I'm still not following. Are you saying that it is the *free* testosterone that is fixed? In other words, that total T is the fluctuating number based on the SHBG and free testosterone in the system? If so, I am not saying that you are wrong, but I am not sure how to get there logically since free T is a product of how much total T is bound to SHBG. In other words, SHBG and total T are the precursors needed to determine free T. I don't know how free T can be the constant (which implies that free T and SHBG are the precursors and total T the result of their interaction with each other, if that is what you are saying).
 
I'm still not following. Are you saying that it is the *free* testosterone that is fixed? In other words, that total T is the fluctuating number based on the SHBG and free testosterone in the system? If so, I am not saying that you are wrong, but I am not sure how to get there logically since free T is a product of how much total T is bound to SHBG. In other words, SHBG and total T are the precursors needed to determine free T. I don't know how free T can be the constant (which implies that free T and SHBG are the precursors and total T the result of their interaction with each other, if that is what you are saying).
I'm saying that treating total testosterone as the "fluctuating" number (dependent variable) is a simpler way to view things at equilibrium under TRT. This is not worrying about the more complex behavior that happens during transitions, or about actual precursors.
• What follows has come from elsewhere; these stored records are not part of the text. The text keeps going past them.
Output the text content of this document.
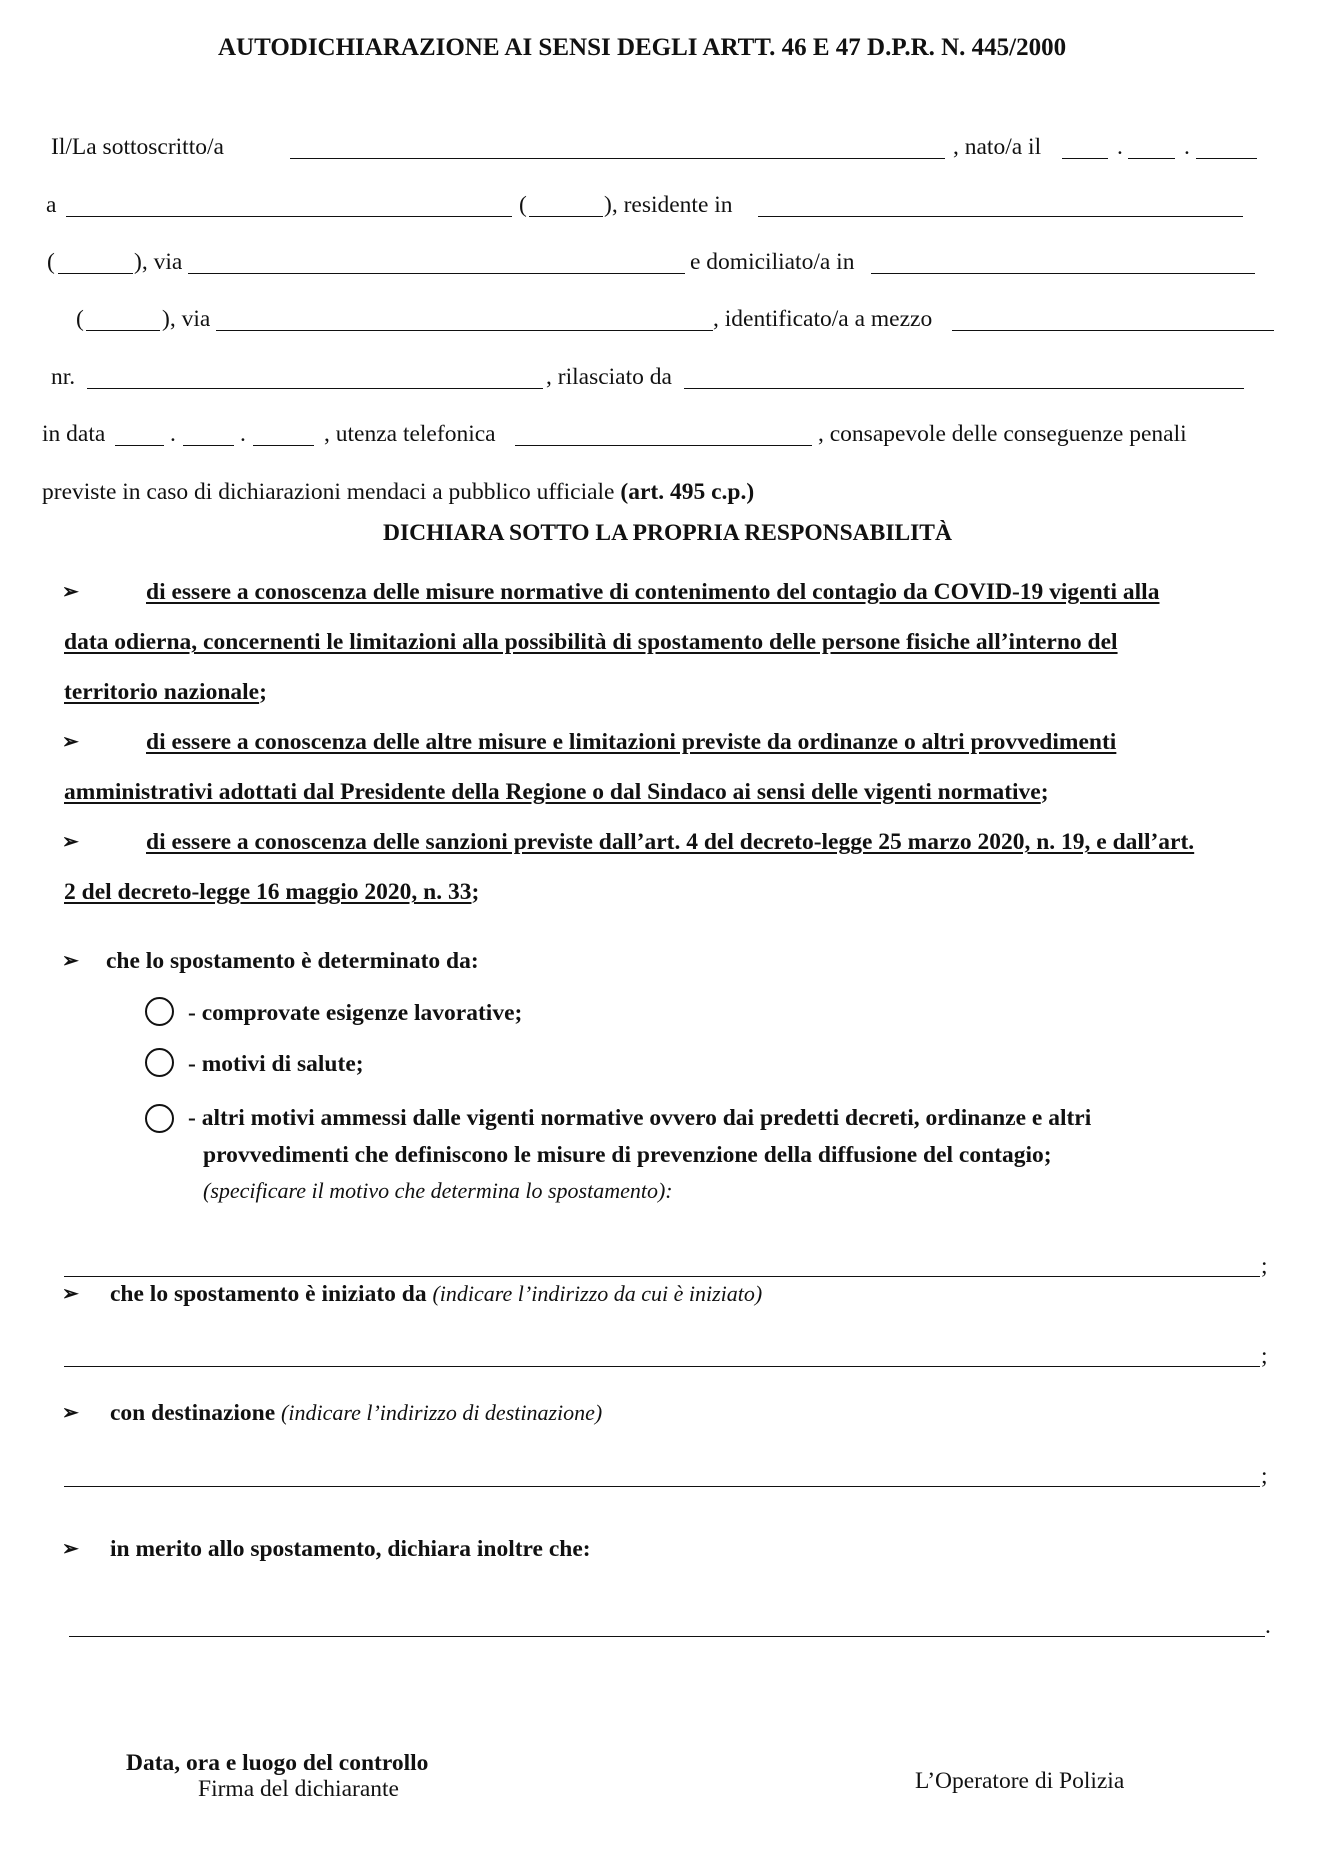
AUTODICHIARAZIONE AI SENSI DEGLI ARTT. 46 E 47 D.P.R. N. 445/2000
Il/La sottoscritto/a	, nato/a il	.	.
a	(	), residente in
(	), via	e domiciliato/a in
(	), via	, identificato/a a mezzo
nr.	, rilasciato da
in data	.	.	, utenza telefonica	, consapevole delle conseguenze penali
previste in caso di dichiarazioni mendaci a pubblico ufficiale (art. 495 c.p.)
DICHIARA SOTTO LA PROPRIA RESPONSABILITÀ
➢	di essere a conoscenza delle misure normative di contenimento del contagio da COVID-19 vigenti alla
data odierna, concernenti le limitazioni alla possibilità di spostamento delle persone fisiche all’interno del
territorio nazionale;
➢	di essere a conoscenza delle altre misure e limitazioni previste da ordinanze o altri provvedimenti
amministrativi adottati dal Presidente della Regione o dal Sindaco ai sensi delle vigenti normative;
➢	di essere a conoscenza delle sanzioni previste dall’art. 4 del decreto-legge 25 marzo 2020, n. 19, e dall’art.
2 del decreto-legge 16 maggio 2020, n. 33;
➢ che lo spostamento è determinato da:
- comprovate esigenze lavorative;
- motivi di salute;
- altri motivi ammessi dalle vigenti normative ovvero dai predetti decreti, ordinanze e altri
provvedimenti che definiscono le misure di prevenzione della diffusione del contagio;
(specificare il motivo che determina lo spostamento):
;
➢ che lo spostamento è iniziato da (indicare l’indirizzo da cui è iniziato)
;
➢ con destinazione (indicare l’indirizzo di destinazione)
;
➢ in merito allo spostamento, dichiara inoltre che:
.
Data, ora e luogo del controllo
Firma del dichiarante	L’Operatore di Polizia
This simplification is possible because the metabolism/excretion of testosterone must match the slow trickle entering circulation. This should hold for anyone getting his testosterone at a fairly steady rate.

Mathematically, the simplest model is this:

A_fixed_constant = T_aborption_rate = T_metabolic_clearance_rate = k * free_T

Where k is a metabolic constant. It's also true that:

free_T = f(SHBG, total_T)

But if the metabolic constant k doesn't change then at equilibrium free_T must not change either. Thus if we're examining changes in SHBG then total testosterone must change appropriately to preserve the free_T value.
 
Cataceous, so you are saying that free testosterone is fixed, not in the f(SHBG, total_T) equation, but another equation that deals with a metabolic constant, which I assume simply represents the way that a person's body processes free testosterone.

You are also assuming that the absorption rate will always equal the metabolic clearance rate (if I understand correctly, because "SHBG has minimal if any effect on the apparent serum half-life of testosterone"), and that both are simply a function of the way that a person's body processes free testosterone.

Am I following your thought?
 
Beyond Testosterone Book by Nelson Vergel
Free testosterone can be calculated from total T and SHBG (ignoring albumin). You can turn it around to say that total T can be calculated from free T and SHBG. So in a situation with fairly constant free T, which I'm claiming generally applies to TRT, then you can calculate total T. And furthermore, if only SHBG changes then this means that total T adjusts appropriately to return free T to where it was before the change.

The absorption rate and the metabolic clearance rate must match in any reasonable time frame. If the rates don't match then there's not an equilibrium; testosterone is accumulating or being depleted, and serum values are in flux. But we've required the absorption rate to be constant or slowly changing, while metabolic processes have much faster time constants, on the order of minutes to a couple hours. This means that the absorption rate effectively controls free testosterone, which along with SHBG effectively controls total testosterone.